The "Boys in Blue" on a couple of motorcycles pass a group of riders.
the riders are bunched up again, because we are a short way after the rest stop.
As well as keeping some of the more crazy riders and motorists in check, the Police motorcyclists are also looking out for "fallers".

3 hrs 28 minutes gone, and about 20 km to go.
I had started to reduce my pulse a bit by this point
(although not too much - it is still 143!)

Feeling good, and still smiling.
No sign of the wall/bonk yet.
I guess my pace has been more modest
(despite my higher than planned HR),
and the homemade "carb" drinks are doing their job.
3 bottles at about 70g of carbs (280 calories) per bottle.

A different sort of "wall" is looming.
The dark shape on the horizon is a line of hills.
We are approaching "Heartbreak Hill" - Ditchling Beacon.(9% average, reaching 16% in places)

Approaching the town of Ditchling.

Ditchling is another of those pretty little English towns.
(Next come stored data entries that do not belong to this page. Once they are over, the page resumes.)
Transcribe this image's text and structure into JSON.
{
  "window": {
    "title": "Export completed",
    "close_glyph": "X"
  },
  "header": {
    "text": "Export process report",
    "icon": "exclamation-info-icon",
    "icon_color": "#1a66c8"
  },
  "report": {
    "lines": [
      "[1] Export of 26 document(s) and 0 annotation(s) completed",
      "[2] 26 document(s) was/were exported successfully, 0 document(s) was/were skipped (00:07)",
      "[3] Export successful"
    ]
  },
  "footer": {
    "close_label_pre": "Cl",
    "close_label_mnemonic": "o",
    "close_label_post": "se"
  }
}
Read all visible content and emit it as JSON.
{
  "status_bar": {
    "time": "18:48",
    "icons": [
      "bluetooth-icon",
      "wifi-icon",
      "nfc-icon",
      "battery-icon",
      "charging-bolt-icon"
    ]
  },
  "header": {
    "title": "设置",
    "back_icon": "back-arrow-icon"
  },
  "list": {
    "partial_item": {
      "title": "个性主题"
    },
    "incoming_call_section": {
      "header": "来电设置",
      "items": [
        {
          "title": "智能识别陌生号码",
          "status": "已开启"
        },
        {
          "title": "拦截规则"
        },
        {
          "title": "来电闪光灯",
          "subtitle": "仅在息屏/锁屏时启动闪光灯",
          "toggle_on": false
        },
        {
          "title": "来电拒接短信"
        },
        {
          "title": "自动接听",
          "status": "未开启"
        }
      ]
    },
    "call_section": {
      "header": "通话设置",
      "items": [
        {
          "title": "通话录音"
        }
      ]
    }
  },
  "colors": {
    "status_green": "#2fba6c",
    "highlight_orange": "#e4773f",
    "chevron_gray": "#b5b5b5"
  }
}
The hills loom in the distance ...
Although the beacon itself is only a BIG category 4 hill, Ditchling has a dip in it, and when measured from the bottom of the dip, Ditchling and the Beacon combined make a Category 3 climb!

I am gently pedalling, mixed with free-wheeling
on the down hill bits in Ditchling.
I want to save something for the Beacon ...
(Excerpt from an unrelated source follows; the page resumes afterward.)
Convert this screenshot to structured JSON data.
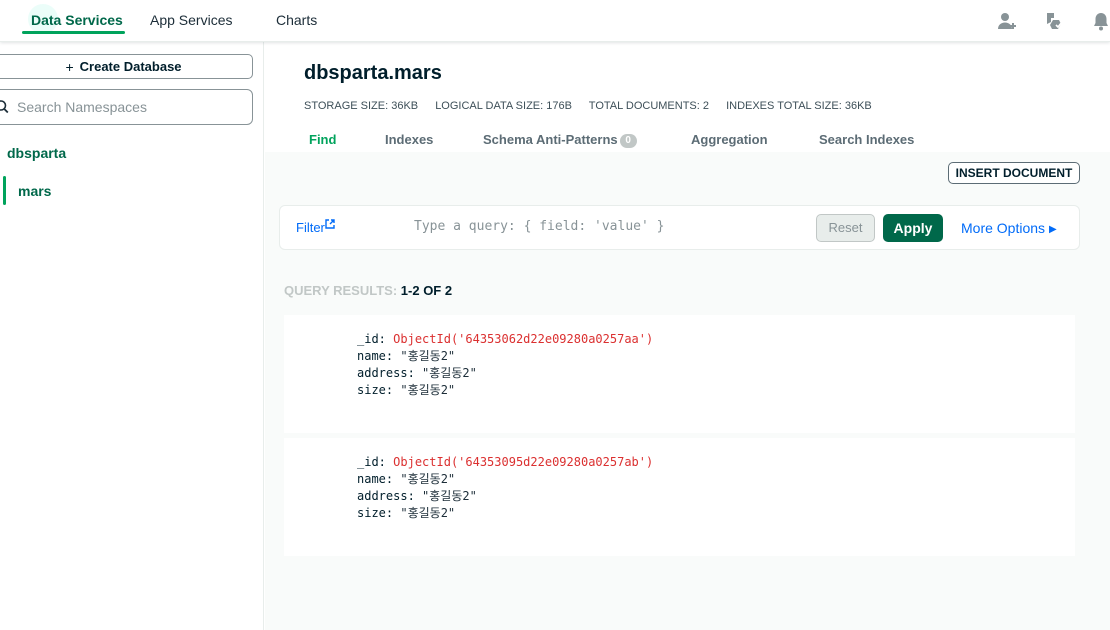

Out of Ditchling, and the road has about a 3% rise on it,
just to siften you up a bit before the main climb ...

Then a rest area near the bottom of the main hill.
Many folks who say that they have "done" the Beacon
stop here for a nice rest first.
Maybe I should, too.
But I'm not going to.
It is a "no-stop" strategy throughout for me!

It's been a long day when folks are pushing on the 3% slope BEFORE they get to the main hill.
Me, I'm still pedalling.

No pics on the actual ascent, I'm afraid.
Everything I had was pedalling!
the steeper bits were right at my limit, and I reached a new Maximum Heart Rate (for cycling) of 180 bpm on the climb.
I spent all twelve and a half minutes of the climb with an average heart rate of 173 bpm, and I was surprised that I could sustain that rate for so long!

Then it is a fast downhill into Brighton, where I get stuck at almost all the lights (again!)

Done and dusted.
Just under 4 1/2 hours from the Start gate to the Finish arch.
No stops (except for traffic lights).
I needed a "comfort break" soon after I finished.
I am about to have a rest on the beach.
I was so whacked, I just lay there for while recovering.
But Mermaid came up trumps again.
And again it was shown to be the rider not the bike that matters over longer distances.